Hello! Let's figure out what Links are in Data Vault and why they are needed. If hubs are responsible for storing unique entities, then links connect these entities, creating a complete picture of the data.
What is a Link?
Link is a table that records relationships between two or more hubs. Each link describes the connection between business entities, maintaining a history of changes and ensuring model scalability.
Basic Principles of Links
- Connection through hubs:
The link does not contain business keys directly. Instead, it refers to surrogate keys from the corresponding hubs. - Multiple connections:
A link can connect two or more hubs, allowing complex relationships between entities to be modeled. - Historicity:
The link stores information about when and from where the connection was loaded. - No attributes:
Links contain only hub keys and metadata. All connection attributes (such as type or status) are moved to satellites.
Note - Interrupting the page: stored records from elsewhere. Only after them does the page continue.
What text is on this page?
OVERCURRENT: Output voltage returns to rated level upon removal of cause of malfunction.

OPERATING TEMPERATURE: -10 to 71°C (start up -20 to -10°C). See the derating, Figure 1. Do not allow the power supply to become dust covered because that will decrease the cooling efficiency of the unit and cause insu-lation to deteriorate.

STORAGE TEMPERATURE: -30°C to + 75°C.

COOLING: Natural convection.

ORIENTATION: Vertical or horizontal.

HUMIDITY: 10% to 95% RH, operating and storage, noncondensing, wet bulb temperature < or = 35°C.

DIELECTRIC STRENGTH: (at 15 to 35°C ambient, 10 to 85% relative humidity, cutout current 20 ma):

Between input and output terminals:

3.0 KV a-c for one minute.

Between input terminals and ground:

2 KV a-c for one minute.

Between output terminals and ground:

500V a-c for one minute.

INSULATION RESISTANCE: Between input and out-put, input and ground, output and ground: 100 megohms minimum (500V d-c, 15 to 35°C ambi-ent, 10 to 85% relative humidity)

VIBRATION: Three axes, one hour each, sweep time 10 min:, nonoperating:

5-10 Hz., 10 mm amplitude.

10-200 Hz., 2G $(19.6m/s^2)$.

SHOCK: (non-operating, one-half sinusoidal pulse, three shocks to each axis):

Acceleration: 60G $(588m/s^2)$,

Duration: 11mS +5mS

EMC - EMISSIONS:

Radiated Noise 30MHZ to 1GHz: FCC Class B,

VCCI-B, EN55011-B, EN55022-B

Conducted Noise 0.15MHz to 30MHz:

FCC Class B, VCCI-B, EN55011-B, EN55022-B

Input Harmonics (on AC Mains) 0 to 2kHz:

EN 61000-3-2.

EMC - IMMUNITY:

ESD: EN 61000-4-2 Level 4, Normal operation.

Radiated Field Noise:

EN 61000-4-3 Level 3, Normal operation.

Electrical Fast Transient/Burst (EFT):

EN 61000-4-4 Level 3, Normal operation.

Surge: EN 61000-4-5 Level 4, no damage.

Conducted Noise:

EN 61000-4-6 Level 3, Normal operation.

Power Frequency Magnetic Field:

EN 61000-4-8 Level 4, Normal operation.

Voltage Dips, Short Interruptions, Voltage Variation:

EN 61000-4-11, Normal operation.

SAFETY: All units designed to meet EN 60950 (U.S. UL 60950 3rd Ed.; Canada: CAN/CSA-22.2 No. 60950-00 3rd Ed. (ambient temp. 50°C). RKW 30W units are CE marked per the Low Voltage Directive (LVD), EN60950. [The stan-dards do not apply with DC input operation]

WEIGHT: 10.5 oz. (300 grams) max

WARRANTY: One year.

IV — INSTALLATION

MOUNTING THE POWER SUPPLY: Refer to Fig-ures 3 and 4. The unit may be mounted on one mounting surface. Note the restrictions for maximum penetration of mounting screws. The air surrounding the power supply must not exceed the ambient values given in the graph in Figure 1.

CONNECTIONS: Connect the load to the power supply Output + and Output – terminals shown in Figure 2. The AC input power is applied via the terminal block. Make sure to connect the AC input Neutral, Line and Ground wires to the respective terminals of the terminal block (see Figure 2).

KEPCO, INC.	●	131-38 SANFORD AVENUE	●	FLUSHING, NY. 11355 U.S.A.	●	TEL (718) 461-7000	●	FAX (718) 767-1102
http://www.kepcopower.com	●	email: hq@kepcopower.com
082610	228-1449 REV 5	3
Example: Link "Passengers and Flights"
Imagine we are building a data warehouse for an airline. We need to store information about which passengers flew on which flights.
We have two hubs:
- Hub_Passengers: A hub with unique passenger identifiers.
- Hub_Flights: A hub with unique flight identifiers.
Example Hub_Passengers
Hub_Passengers is a table for storing unique passenger identifiers:
Surrogate Key | Business Key | Load Date | Source System |
---|---|---|---|
1 | 1234567890 | 2025-01-03 | BookingSystem |
2 | CUST001 | 2025-01-03 | CRMSystem |
- Surrogate Key: Unique passenger key in the hub.
- Business Key: Unique passenger identifier from the data source.
- Load Date: Record load date.
- Source System: The source system from which the key was obtained.
To link these two entities, a link is created:
Structure Link_PassengerFlights
Link Key | Hub Passenger Key | Hub Flight Key | Load Date | Source System |
---|---|---|---|---|
1 | 1 | 101 | 2025-01-03 | BookingSystem |
2 | 2 | 102 | 2025-01-03 | CRMSystem |
3 | 1 | 103 | 2025-01-04 | FlightSystem |
-
Link Key: Unique key for the record in the link.
-
Hub Passenger Key: Reference to the hub with passengers.
-
Hub Flight Key: Reference to the hub with flights.
-
Load Date: Date of the record load.
-
Source System: Data source.
-
1st link: Passenger with key
1
(1234567890) from BookingSystem flew on flightFLIGHT123
(101). -
2nd link: Passenger with key
2
(CUST001) from CRMSystem flew on flightFLIGHT456
(102). -
3rd link: The same passenger with key
1
flew on another flightFLIGHT789
(103).
Conclusion
These examples demonstrate how hubs and links interact:
- Hubs focus on unique business keys.
- Links capture relationships between entities from the hubs, creating a connected data model.